The trouble was, for trees, having too many on the screen would cause a huge drop in FPS due to the overhead of making all the draw calls. Ditto with other batched objects like the particles in the particle system. For the grass, I got decent-ish FPS, but each grass chunk uses a large amount of memory.
I discovered an alternative called "hardware instancing", where you send data to draw the same set of triangles over and over again with different properties. This is perfect for my game, since I mostly just draw the same (simple) model over and over again. With hardware instancing, I can get the speed benefits of putting everything into a model, along with the memory benefits of batching.
I also discovered that since I'm using pixel art without anti-aliasing, I can just skip Z-sorting and instead use alpha testing for binary transparency. This is *way* faster than sorting the sprites, and fixes the z-fighting issues I was having.
I threw together a little test of these two things together to see if they worked in principle. I give you 10,000 tree sprites sorted perfectly and running at >60 FPS:
In the future, I will re-write the way static geometry is handled so that I can take advantage of this and run the game much faster.
I also fixed the AI problems I was talking about by hacking at it and adding a few special cases to prevent dwarves from, say, picking up the same resource or placing a block at the same location. They do this just by "reserving" certain resources for themselves, similar to the concept of how a mutex works in multithreaded applications.
One of the cool things that the new Sim City did was to treat all moving entities as a particle system, essentially seeing the homes as faucets turning on to spill its inhabitants down the streets, flowing into the factories which acted like buckets with localized gravity in them... sort of.*
Maybe that sort of abstraction isn't necessary here though.
Another new idea is the "flow fields" of Planetary Annihilation, if you care to watch that video. I found it really incredible. Maybe these ideas aren't suited here, but perhaps considering them will yield some new inspiration?
* Sort of not cool that the marketing department then stated the exact opposite, but still.
I think flow fields and other techniques for pathfinding are cool for some applications. They're very efficient, and don't require much intelligence on the part of the agent. The trouble is, an agent in a flowfield can't easily form a "long term plan" and will fall into local minima, perhaps getting stuck in a loop. I want the dwarves in my game to be able to decide "I need to go to this stockpile, grab this thing, and then take it over there." without the player telling them each step. At the moment, planning isn't a huge bottleneck -- its just annoying for me to code.

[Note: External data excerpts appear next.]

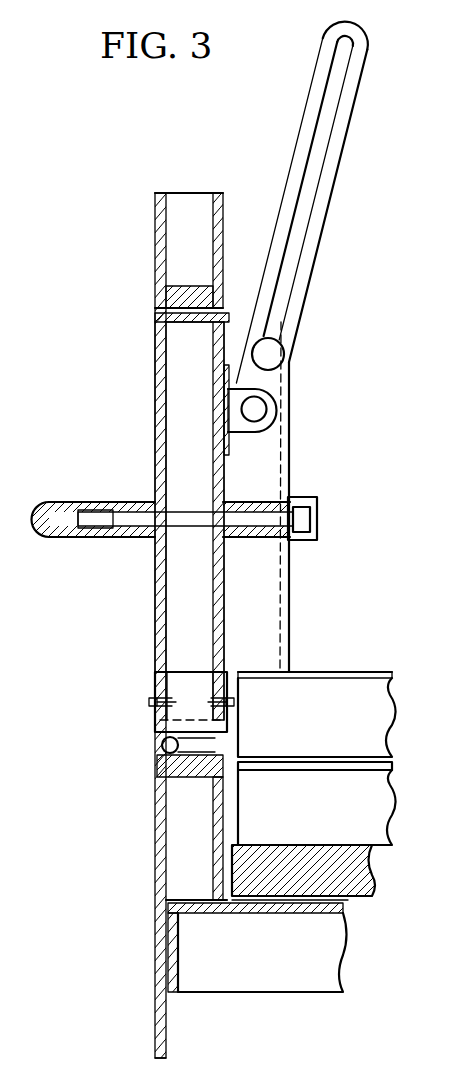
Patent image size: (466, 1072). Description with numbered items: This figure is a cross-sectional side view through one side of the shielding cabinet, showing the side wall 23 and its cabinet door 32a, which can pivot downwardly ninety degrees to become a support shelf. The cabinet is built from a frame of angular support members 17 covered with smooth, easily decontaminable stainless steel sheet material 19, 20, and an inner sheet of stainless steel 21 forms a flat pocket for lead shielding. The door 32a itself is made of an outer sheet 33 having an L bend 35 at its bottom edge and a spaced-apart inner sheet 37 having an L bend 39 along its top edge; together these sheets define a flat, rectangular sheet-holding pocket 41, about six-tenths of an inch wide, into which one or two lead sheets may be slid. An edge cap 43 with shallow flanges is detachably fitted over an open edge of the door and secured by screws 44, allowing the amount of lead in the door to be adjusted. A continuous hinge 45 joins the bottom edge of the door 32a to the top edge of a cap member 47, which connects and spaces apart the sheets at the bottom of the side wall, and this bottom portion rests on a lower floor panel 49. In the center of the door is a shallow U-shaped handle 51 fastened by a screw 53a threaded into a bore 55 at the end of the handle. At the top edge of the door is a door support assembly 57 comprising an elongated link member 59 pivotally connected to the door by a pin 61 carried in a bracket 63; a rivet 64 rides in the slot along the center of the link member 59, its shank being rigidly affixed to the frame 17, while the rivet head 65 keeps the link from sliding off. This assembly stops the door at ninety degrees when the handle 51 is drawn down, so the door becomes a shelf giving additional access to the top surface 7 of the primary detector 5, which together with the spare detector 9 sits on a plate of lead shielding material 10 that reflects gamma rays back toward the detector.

The side wall 23 is at (125, 172).
The stainless steel sheet material 19 is at (153, 218).
The stainless steel sheet material 20 is at (157, 1020).
The inner sheet of stainless steel 21 is at (226, 215).
The cap member 47 is at (178, 296).
The L bend 39 is at (228, 316).
The sheet-holding pocket 41 is at (188, 378).
The outer sheet 33 is at (154, 432).
The inner sheet of stainless steel 37 is at (226, 578).
The cabinet door 32a is at (118, 386).
The elongated link member 59 is at (343, 130).
The door support assembly 57 is at (332, 310).
The head 65 is at (285, 349).
The rivet 64 is at (290, 373).
The pin 61 is at (262, 413).
The bracket 63 is at (238, 433).
The handle 51 is at (72, 500).
The bore 55 is at (320, 511).
The screw 53a is at (312, 528).
The angular support member 17 is at (258, 638).
The top surface 7 is at (348, 672).
The detector 5 is at (370, 712).
The spare detector 9 is at (378, 812).
The lead shielding material 10 is at (357, 878).
The lower floor panel 49 is at (272, 965).
The edge cap 43 is at (190, 692).
The screw 44 is at (150, 703).
The L bend 35 is at (160, 722).
The continuous hinge 45 is at (163, 750).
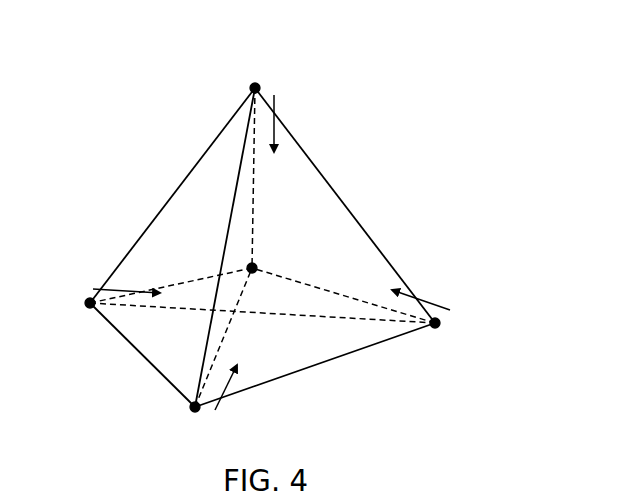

So what's the bottleneck now? Is the actual rendering an issue, or is it mostly iterating through the data? Are you storing full chunks by slice/row/column, or as smaller chunks for (better?) cache access? Since there appear to be sizable swaths of the same voxel type, can those be aggregated and rendered together or would that be too complex for not much reward?
Right now I apparently spend 36% of my time on updating (AI, physics, input, etc.), and the remainder on rendering. I spend most of my rendering time rendering things like trees and shrubs. The actual voxel rendering is now so optimized that it's negligible in comparison. Even rendering the water is pretty fast.
Any thoughts on using behavior trees for your AI? Don't take that as a hint to go off on a coding tangent though
. For my own debugging, I've had difficulty balancing the need to visualize what's going on in my behavior tree with the time it takes to implement the feedback visuals. So far, I really don't have much feedback beyond drawing simple debug gizmos and relying on lots of unit tests for the core.
At my job (at a robotics lab), we started out at the very beginning implementing behavior trees, and code everything at that level. It turns out that the benefits of behavior trees (online code creation, inspecting the logic as it runs, automatic parallelization, etc.) are *far* outweighed (at least in our experience) by the numerous disadvantages. To implement even basic logical constructs (like nested if-else statements, loops, switches, etc.) requires a ton of boilerplate code. Sharing state requires boilerplate code as well. Even with operator overloading, or using data files, constructing behaviors is still tedious. I guess this is why most games I have heard of resort to scripting languages of some kind rather than state machines, action planning, or behavior trees.